La réintégration suppose, cependant, une série de changements. Un changement géographique car, la plupart du temps, le détachement conduit le salarié à accomplir une mission dans une entreprise éloignée du site d'embauche, laquelle peut d'ailleurs être installée à l'étranger. Un changement dans les tâches à accomplir car celles-ci diffèrent en dehors ou durant le détachement. Le détachement est toujours lié aux spécificités des relations qu'entretiennent les deux entreprises (contrat commercial, liens capitalistiques ou de domination plaçant l'une des sociétés en position de filiale d'une mère, etc.), conduisant ainsi à ce que la mission dévolue au salarié au cours du détachement soit elle-même spécifique, tout du moins quant à son but. La différence est d'autant plus avérée lorsque le détachement est l'objet même de l'embauche du salarié, le salarié n'ayant alors jamais réellement accompli le moindre travail au sein de l'entreprise d'origine.

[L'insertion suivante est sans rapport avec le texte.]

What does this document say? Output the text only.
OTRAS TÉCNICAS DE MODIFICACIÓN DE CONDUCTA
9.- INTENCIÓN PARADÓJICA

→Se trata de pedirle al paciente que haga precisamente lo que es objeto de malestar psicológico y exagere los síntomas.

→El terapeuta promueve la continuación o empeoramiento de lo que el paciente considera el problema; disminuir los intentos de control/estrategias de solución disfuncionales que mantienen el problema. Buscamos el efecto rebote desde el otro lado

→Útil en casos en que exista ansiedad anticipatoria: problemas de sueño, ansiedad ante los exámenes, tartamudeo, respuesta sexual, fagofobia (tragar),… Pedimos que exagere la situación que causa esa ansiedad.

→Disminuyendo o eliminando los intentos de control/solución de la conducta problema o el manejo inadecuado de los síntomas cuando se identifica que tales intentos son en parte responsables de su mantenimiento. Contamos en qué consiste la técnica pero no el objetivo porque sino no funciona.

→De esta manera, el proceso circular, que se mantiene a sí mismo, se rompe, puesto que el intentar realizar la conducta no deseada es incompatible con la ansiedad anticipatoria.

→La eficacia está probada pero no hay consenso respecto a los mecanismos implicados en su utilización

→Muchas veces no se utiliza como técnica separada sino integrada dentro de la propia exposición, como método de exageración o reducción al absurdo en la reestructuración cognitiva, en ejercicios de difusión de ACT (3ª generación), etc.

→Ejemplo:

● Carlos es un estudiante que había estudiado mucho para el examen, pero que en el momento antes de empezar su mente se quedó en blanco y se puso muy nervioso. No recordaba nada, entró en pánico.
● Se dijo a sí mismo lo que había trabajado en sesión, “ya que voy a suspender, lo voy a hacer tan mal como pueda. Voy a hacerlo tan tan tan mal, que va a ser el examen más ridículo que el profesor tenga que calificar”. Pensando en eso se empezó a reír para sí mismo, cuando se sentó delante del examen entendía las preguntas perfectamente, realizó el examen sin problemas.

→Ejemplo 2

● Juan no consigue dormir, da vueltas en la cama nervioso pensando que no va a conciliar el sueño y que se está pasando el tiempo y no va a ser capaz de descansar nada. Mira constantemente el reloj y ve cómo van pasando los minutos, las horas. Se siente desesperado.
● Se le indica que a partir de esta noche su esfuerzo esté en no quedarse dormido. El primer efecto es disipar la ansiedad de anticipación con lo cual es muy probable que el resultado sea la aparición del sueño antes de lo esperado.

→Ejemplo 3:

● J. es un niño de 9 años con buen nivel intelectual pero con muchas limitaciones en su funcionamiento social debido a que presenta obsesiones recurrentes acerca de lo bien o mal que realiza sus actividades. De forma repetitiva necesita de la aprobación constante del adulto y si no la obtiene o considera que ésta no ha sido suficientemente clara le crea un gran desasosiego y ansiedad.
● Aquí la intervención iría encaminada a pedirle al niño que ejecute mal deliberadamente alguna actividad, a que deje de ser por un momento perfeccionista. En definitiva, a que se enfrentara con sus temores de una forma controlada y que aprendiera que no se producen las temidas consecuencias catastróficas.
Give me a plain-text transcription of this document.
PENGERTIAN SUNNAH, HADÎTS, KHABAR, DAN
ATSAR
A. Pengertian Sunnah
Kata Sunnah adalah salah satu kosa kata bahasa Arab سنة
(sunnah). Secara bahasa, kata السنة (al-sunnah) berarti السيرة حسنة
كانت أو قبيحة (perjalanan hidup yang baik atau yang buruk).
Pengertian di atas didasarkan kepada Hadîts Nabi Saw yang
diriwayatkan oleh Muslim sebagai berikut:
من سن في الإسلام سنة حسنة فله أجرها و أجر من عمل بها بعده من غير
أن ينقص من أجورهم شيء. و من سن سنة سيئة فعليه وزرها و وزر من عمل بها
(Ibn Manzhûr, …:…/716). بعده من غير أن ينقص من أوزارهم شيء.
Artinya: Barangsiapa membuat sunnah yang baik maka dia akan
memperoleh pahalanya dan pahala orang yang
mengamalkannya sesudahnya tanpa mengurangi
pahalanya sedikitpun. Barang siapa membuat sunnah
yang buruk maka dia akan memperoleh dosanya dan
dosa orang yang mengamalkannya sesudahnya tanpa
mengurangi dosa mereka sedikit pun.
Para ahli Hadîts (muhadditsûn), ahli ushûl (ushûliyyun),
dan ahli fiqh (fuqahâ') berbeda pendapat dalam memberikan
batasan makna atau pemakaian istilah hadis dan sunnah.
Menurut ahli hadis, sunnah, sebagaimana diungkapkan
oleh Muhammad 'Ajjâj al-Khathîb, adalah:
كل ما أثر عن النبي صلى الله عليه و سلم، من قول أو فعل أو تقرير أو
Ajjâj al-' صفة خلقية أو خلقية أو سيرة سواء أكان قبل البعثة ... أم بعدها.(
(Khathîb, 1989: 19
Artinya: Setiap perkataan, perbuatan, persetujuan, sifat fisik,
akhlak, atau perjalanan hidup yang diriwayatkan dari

Un changement, enfin, dans la rémunération perçue par le salarié détaché car certains avantages peuvent être octroyés pour motiver l'acceptation du salarié en faveur du détachement ou bien pour compenser des désagréments liés à ce dernier (par ex. : fourniture d'un logement en cas de déménagement nécessaire).

Le changement de lieu de travail, de tâches à accomplir et/ou dans les éléments composant la rémunération, découlant de la réintégration du salarié à l'issue de son détachement, constitue-t-il une modification du contrat de travail ?

La Cour de cassation répond par la négative dans une espèce où un salarié, engagé par une société située à Paris avec pour affectation Nanterre, fut détaché dans le même temps auprès d'une filiale située à La Réunion pour une durée de deux ans. Le salarié prétendit, d'une part, que son secteur géographique d'activité, selon lui fixé sur l'île de La Réunion dans son contrat de travail, avait été modifié par la réintégration au poste de Nanterre, d'autre part, que le retour en métropole avait eu pour conséquence la suppression de certains de ses éléments de rémunération, dont la perte d'un véhicule et d'un téléphone de fonctions, et, enfin, que, dans l'hypothèse où l'employeur n'aurait procédé qu'à un simple changement des conditions de travail, le refus opposé par le salarié de rejoindre son affectation initiale ne constituait pas en lui seul une faute grave.